Production Checklist
Before releasing a stateful Kafka Streams application, confirm:
- The output is defined as an event stream or current state.
- Every input is modelled deliberately as
KStream,KTable, orGlobalKTable. - Join triggers match the business requirement.
- Keys represent the entity used for grouping and joining.
- Rekeying and repartition costs are understood.
- Joined topics use compatible partitioning.
- State stores have explicit names where operational visibility matters.
- Changelog and repartition topics are included in capacity planning.
- Local disk can hold active and restoring state.
- Exactly-once processing is enabled when required.
- External side effects have their own consistency strategy.
- Event-time extraction is configured when payload time matters.
- Window type, size, and grace period follow measured business behaviour.
- Late records are observable.
- State restoration has been benchmarked.
- Standby state is considered for faster failover.
- Interactive-query routing is implemented or avoided deliberately.
- Lag, state size, disk, restoration, task movement, and topology stages are monitored.

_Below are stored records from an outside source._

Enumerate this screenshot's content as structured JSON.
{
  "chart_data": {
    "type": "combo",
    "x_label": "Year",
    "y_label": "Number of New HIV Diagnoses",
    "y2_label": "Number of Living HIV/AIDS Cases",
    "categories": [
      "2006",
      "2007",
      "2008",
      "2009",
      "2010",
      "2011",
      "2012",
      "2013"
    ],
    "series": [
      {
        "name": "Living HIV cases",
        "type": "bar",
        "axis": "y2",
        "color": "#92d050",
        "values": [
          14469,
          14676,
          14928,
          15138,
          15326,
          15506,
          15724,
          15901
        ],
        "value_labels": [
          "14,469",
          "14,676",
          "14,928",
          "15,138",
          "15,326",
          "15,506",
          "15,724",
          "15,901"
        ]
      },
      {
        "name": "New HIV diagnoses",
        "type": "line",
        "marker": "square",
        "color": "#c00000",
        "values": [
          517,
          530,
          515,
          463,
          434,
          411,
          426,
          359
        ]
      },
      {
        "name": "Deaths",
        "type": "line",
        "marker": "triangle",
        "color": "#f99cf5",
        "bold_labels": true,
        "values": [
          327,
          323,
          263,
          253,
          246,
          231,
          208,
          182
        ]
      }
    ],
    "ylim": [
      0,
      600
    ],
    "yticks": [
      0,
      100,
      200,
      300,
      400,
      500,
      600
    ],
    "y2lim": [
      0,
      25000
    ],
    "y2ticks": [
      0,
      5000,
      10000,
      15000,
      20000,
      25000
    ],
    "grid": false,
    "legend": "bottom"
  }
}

- Tests cover updates from both sides of every stateful join.
Conclusion
The stale customer view was caused by a mismatch between the meaning of the output and the semantics of the join. A stream-to-table join enriches new events with current reference data. It does not maintain a current combined view when the table changes later.
The corrected design rekeys purchase events by customer, aggregates them into a KTable, represents profiles as another KTable, and joins the two tables. That topology reacts when either side changes.
Correct joins are only one part of a production streaming application. Keys, partitions, state stores, changelog topics, exactly-once processing, event time, late data, restoration, and monitoring all influence whether the result remains accurate during normal traffic and failure.
When the business meaning of streams and tables is defined first, Kafka Streams becomes more than a convenient API. It becomes a reliable way to maintain continuously updated state without waiting for another unrelated event to hide a stale result.